One of the ironies is that this is actually taught in many leadership training workshops as a viable technique to giving negative feedback. Dr. Lyle Becourtney, a psychologist, advocates the “compliment sandwich” as one means of managing anger. He says, “By opening and closing with positive feedback, a friendly tone was set and an important message was able to be conveyed. Rather than aggressively attack the other person and risk making matters worse or bottle things up and become potentially explosive, this type of communication allows one to get things off his or her chest without putting the other person on the defensive.”
The problem with this is the assumption that direct, frank negative feedback is the same as “aggressively attacking” the other person. The only other alternative he notes is “bottling it up.” That is, I believe a false dichotomy.
By all means, if you want your team members to improve their performance, give them direct, clear, constructive feedback.
Treat them like adults who want to learn from their mistakes. When I hear a supervisor or manager say, “My people act like children,” my first reaction is to think, “That’s probably because you treat them like children.” Team leaders will sometimes argue that they are trying to create a more positive work environment. Absolutely! When your people do things well, tell them so.

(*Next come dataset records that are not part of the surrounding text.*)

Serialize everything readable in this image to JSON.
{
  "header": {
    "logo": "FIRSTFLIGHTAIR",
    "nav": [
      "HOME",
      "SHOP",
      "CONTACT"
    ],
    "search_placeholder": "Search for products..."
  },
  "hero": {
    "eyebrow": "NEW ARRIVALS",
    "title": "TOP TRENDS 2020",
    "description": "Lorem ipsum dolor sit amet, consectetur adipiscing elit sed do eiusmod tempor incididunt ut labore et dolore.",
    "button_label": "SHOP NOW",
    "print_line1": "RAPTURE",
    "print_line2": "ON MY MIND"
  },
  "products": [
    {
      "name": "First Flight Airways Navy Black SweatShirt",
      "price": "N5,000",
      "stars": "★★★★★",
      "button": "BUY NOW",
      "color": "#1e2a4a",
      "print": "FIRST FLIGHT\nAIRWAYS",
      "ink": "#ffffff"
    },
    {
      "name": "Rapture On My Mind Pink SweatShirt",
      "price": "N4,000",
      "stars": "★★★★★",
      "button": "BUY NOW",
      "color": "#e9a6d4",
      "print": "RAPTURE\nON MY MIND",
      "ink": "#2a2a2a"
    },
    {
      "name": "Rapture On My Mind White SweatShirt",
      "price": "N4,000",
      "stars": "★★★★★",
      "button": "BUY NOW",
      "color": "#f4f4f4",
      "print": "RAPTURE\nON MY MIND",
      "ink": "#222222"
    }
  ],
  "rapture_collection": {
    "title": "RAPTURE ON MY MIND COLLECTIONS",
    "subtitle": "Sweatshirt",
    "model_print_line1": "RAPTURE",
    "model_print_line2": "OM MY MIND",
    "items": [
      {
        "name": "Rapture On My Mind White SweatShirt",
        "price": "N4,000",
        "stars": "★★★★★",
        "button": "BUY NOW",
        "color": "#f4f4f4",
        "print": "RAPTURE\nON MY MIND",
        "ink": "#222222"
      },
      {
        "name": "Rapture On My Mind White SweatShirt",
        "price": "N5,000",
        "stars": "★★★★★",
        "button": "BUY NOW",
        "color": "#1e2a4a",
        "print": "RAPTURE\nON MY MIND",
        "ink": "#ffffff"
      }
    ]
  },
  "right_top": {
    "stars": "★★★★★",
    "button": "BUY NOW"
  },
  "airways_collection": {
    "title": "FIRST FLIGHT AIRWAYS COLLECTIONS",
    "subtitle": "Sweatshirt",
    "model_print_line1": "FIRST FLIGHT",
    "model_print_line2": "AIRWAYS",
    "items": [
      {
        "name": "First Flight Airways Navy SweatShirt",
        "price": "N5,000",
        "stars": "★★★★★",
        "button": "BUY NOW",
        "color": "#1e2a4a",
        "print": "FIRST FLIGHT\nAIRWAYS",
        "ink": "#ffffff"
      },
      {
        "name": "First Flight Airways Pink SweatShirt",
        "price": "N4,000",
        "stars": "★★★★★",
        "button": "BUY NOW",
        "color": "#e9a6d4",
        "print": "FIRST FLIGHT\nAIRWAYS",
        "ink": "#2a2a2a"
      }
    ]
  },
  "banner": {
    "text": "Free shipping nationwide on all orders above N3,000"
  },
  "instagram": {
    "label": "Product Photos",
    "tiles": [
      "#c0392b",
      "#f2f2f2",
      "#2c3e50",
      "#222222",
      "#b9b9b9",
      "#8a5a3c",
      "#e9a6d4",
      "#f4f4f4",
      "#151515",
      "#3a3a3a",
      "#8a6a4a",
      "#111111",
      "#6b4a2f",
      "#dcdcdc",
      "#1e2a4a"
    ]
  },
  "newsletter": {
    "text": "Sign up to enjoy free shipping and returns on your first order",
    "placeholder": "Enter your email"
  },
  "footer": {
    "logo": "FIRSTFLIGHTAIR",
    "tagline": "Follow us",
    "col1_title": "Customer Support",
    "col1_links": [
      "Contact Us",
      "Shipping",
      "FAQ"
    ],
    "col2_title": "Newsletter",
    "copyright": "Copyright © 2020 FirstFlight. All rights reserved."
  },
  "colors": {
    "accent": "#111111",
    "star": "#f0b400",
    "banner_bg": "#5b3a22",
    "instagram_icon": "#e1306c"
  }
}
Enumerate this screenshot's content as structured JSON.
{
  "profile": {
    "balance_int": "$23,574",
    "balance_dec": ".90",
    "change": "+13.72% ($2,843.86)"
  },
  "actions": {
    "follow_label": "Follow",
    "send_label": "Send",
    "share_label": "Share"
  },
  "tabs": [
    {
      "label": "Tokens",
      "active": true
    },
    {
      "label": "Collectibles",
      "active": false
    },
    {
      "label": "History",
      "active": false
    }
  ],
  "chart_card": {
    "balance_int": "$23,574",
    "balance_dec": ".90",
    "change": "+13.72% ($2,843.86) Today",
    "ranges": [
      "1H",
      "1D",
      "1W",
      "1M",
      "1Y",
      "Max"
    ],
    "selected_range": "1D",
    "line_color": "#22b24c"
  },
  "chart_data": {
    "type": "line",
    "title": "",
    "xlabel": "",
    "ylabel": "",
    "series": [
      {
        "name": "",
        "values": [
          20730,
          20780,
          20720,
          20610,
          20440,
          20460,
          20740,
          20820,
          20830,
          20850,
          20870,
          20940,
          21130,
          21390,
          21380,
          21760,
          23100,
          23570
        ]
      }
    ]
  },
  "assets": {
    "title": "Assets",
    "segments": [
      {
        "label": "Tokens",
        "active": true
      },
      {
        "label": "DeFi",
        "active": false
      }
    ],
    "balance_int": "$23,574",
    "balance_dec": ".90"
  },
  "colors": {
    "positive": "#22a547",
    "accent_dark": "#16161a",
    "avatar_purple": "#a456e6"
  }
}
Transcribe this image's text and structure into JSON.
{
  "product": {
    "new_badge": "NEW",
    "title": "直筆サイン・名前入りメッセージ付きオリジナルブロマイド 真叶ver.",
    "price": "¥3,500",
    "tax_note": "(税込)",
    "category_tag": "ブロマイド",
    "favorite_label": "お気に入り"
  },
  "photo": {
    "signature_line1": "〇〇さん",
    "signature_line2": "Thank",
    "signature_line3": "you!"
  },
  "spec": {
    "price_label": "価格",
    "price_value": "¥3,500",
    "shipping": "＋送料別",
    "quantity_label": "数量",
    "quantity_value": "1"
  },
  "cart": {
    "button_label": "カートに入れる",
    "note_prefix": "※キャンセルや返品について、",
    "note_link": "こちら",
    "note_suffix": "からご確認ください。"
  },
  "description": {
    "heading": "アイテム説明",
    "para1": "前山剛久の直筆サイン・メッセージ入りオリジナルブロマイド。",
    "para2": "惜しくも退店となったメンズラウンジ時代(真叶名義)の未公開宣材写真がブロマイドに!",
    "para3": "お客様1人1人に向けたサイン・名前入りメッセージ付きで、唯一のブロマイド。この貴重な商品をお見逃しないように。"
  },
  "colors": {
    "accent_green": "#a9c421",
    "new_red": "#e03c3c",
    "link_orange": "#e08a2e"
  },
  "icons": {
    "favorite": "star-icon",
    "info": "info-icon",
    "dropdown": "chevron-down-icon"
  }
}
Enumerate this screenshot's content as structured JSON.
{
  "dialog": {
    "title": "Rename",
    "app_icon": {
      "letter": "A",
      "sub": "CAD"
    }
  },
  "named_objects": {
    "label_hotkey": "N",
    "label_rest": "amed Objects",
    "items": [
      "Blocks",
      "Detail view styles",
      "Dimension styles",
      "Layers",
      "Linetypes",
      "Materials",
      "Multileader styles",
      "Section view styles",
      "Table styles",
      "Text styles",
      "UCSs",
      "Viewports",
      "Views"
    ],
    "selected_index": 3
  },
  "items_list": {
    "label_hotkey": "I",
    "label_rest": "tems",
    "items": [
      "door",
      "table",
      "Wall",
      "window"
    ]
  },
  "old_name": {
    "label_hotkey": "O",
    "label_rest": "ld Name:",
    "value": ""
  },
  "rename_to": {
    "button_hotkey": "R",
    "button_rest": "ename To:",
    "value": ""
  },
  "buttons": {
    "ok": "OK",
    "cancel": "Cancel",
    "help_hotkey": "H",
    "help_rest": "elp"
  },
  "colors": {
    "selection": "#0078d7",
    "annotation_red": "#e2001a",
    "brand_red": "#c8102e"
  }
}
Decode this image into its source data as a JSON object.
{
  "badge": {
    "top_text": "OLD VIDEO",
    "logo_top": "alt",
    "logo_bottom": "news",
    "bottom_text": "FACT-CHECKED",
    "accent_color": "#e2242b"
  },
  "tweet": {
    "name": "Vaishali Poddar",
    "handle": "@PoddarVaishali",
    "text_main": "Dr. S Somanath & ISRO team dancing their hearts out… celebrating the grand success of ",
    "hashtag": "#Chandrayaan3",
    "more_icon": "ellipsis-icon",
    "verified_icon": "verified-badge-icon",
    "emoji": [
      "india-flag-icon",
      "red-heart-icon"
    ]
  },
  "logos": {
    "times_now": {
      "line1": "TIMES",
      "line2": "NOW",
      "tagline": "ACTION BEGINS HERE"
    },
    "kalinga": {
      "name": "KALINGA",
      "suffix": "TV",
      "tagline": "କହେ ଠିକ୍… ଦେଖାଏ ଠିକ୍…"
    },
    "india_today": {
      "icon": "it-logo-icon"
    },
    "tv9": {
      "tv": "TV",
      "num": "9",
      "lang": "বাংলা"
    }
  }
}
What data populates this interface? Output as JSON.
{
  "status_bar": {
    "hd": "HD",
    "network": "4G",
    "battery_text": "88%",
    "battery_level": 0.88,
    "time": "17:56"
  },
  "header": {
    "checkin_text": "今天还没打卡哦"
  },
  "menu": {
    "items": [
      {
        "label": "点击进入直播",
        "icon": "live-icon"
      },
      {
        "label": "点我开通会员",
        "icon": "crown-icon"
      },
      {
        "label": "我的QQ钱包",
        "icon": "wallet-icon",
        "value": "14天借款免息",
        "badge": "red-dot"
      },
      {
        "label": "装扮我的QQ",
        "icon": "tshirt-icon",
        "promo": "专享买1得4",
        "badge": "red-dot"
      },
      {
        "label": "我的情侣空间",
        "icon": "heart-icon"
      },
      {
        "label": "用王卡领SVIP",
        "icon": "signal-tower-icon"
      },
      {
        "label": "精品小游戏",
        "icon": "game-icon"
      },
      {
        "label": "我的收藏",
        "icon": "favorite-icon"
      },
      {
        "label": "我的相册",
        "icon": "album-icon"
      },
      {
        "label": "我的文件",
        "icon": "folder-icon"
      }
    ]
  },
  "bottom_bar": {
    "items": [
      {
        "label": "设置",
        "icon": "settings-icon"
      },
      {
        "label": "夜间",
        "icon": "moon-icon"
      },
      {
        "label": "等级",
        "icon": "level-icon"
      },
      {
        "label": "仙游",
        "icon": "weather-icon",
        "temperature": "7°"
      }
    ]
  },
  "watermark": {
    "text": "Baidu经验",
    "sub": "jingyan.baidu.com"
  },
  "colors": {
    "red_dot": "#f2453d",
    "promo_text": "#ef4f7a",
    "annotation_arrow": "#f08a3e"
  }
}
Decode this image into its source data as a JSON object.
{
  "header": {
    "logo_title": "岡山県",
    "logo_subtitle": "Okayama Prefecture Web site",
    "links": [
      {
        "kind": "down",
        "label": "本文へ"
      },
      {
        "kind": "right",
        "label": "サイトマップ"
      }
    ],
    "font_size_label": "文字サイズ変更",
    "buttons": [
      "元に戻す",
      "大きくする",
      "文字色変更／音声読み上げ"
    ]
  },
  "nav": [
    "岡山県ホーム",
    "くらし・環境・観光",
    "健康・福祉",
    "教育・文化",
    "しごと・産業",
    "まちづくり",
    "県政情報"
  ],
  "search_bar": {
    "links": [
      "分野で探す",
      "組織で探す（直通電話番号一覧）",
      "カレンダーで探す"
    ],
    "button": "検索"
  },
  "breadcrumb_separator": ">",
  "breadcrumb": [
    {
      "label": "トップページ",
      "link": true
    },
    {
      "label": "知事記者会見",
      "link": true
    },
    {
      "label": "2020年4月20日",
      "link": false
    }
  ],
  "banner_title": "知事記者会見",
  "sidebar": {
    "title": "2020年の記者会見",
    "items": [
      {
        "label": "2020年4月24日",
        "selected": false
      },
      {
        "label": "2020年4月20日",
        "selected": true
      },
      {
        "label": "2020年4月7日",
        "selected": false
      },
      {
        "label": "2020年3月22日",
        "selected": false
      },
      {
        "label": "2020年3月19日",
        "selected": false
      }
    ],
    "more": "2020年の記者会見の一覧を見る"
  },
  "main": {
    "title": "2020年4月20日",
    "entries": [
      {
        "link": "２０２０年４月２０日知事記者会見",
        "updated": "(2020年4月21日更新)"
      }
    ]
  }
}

Just don’t mix it up with some sort of “stew” that doesn’t accomplish anything but confusion.
When they do something that you appreciate, say so. When they do something that causes you a problem, say so. Do it consistently and often. Good leadership training will help you learn the best ways to deliver both the positive and negative messages. It is seldom effective to communicate with messages that contain a lot of blame, labels, judgment, and so forth. It is typically much more effective to describe clearly, the behavior that you observed, its impact on you or your objectives, and its importance to you.
The same is true for feedback about helpful or unhelpful behaviors. The clearer you can be, the better. If your team members are not accustomed to this kind of communication from you, it may take a while for you and them to get used to the idea that they can really understand what you are telling them and that they can count on you to be straight with them. But, it is worth it. And whatever you do, avoid the temptation to put whipped cream on the broccoli.